In the previous article, we discussed how the only asset that provides sufficient confidence to hold your money over time is government debt. However, we also said that for a country to offer low interest rates, translating as zero risk, the country needs to be in a good economic situation.

So why is Spain’s interest rates so low, even reaching negative territory, if we are currently in a dire economic situation?

Well, Spanish public debt is considered solvent by the investment community, not because of the Spanish State, but because the European Union, through the ECB, guarantees our debt.

In 2012, Mario Dragui, the former president of the ECB, said that he would do everything necessary to save the euro and insisted to investors that he would do everything possible to save the euro, trying to say that the ECB would buy all the securities of any country that was in a situation of insolvency, so that the risk premium of those countries would go down and the investment would continue to be profitable.
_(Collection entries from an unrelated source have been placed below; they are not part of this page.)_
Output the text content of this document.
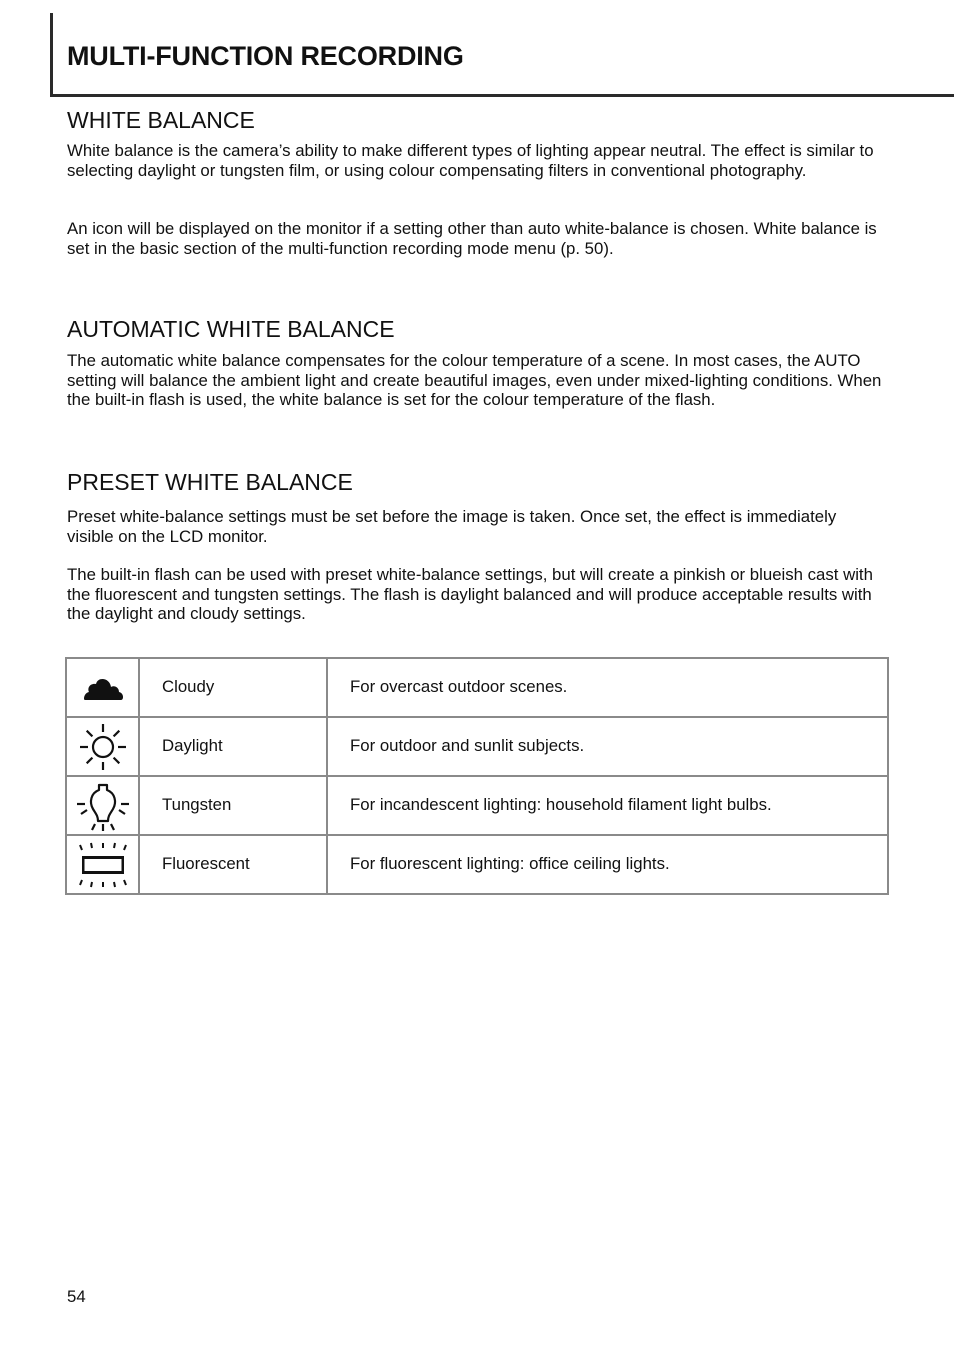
MULTI-FUNCTION RECORDING
WHITE BALANCE

White balance is the camera’s ability to make different types of lighting appear neutral. The effect is similar to selecting daylight or tungsten film, or using colour compensating filters in conventional photography.

An icon will be displayed on the monitor if a setting other than auto white-balance is chosen. White balance is set in the basic section of the multi-function recording mode menu (p. 50).

AUTOMATIC WHITE BALANCE

The automatic white balance compensates for the colour temperature of a scene. In most cases, the AUTO setting will balance the ambient light and create beautiful images, even under mixed-lighting conditions. When the built-in flash is used, the white balance is set for the colour temperature of the flash.

PRESET WHITE BALANCE

Preset white-balance settings must be set before the image is taken. Once set, the effect is immediately visible on the LCD monitor.

The built-in flash can be used with preset white-balance settings, but will create a pinkish or blueish cast with the fluorescent and tungsten settings. The flash is daylight balanced and will produce acceptable results with the daylight and cloudy settings.

	Cloudy	For overcast outdoor scenes.

	Daylight	For outdoor and sunlit subjects.

	Tungsten	For incandescent lighting: household filament light bulbs.

	Fluorescent	For fluorescent lighting: office ceiling lights.

54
Since then, this socialization of risk has been increasing, with the latest example being the ECB’s purchase of public debt from all Eurozone countries, especially Spain and Italy (since these are the countries where it will buy the most debt at zero cost).

Therefore, the national government liabilities of the Spanish debt are being transferred to the liabilities of the Eurozone as a whole, and as the Eurozone continues to be solvent (due to Germany, Austria, Finland…), it is acting as a guarantor, backing Spain’s debt.

In view of the above, we might think that we can then forget about the debt and the deficit, because if we are being paid for getting into debt, then let’s go on getting into debt, as if nothing happened.

The problem may come when Germany or the countries that are part of productive Europe get tired of favoring profligate countries like ours, of issuing practically unlimited public debt, and start not to support us. Then we will be left with our panties in the air and we will blame the government of the day.

Another possibility that could occur is that if a state gets heavily indebted, the investment community may get its wires crossed and start to distrust its solvency, generating an expulsion of capital from our liabilities resulting in an increase in interest rates, and then we will again ask ourselves what we have done wrong.

Finally, there is also the possibility that, in the not too distant future, private institutions (due to the technological boom or X factor), will offer much higher yields with greater risk aversion, causing investors to switch from placing their capital in public debt to investing it in private investments, causing interest rates to rise and discouraging investment in our country.

It is then that for the third time, we would ask ourselves again who is going to pay for the duck that our rulers are causing, increasing OUR debt in a disproportionate and uncontrolled way.

We all know the answer, and it is that some pay for the dish of others, and in these circumstances, it will be up to the Spanish society as a whole to pay for it.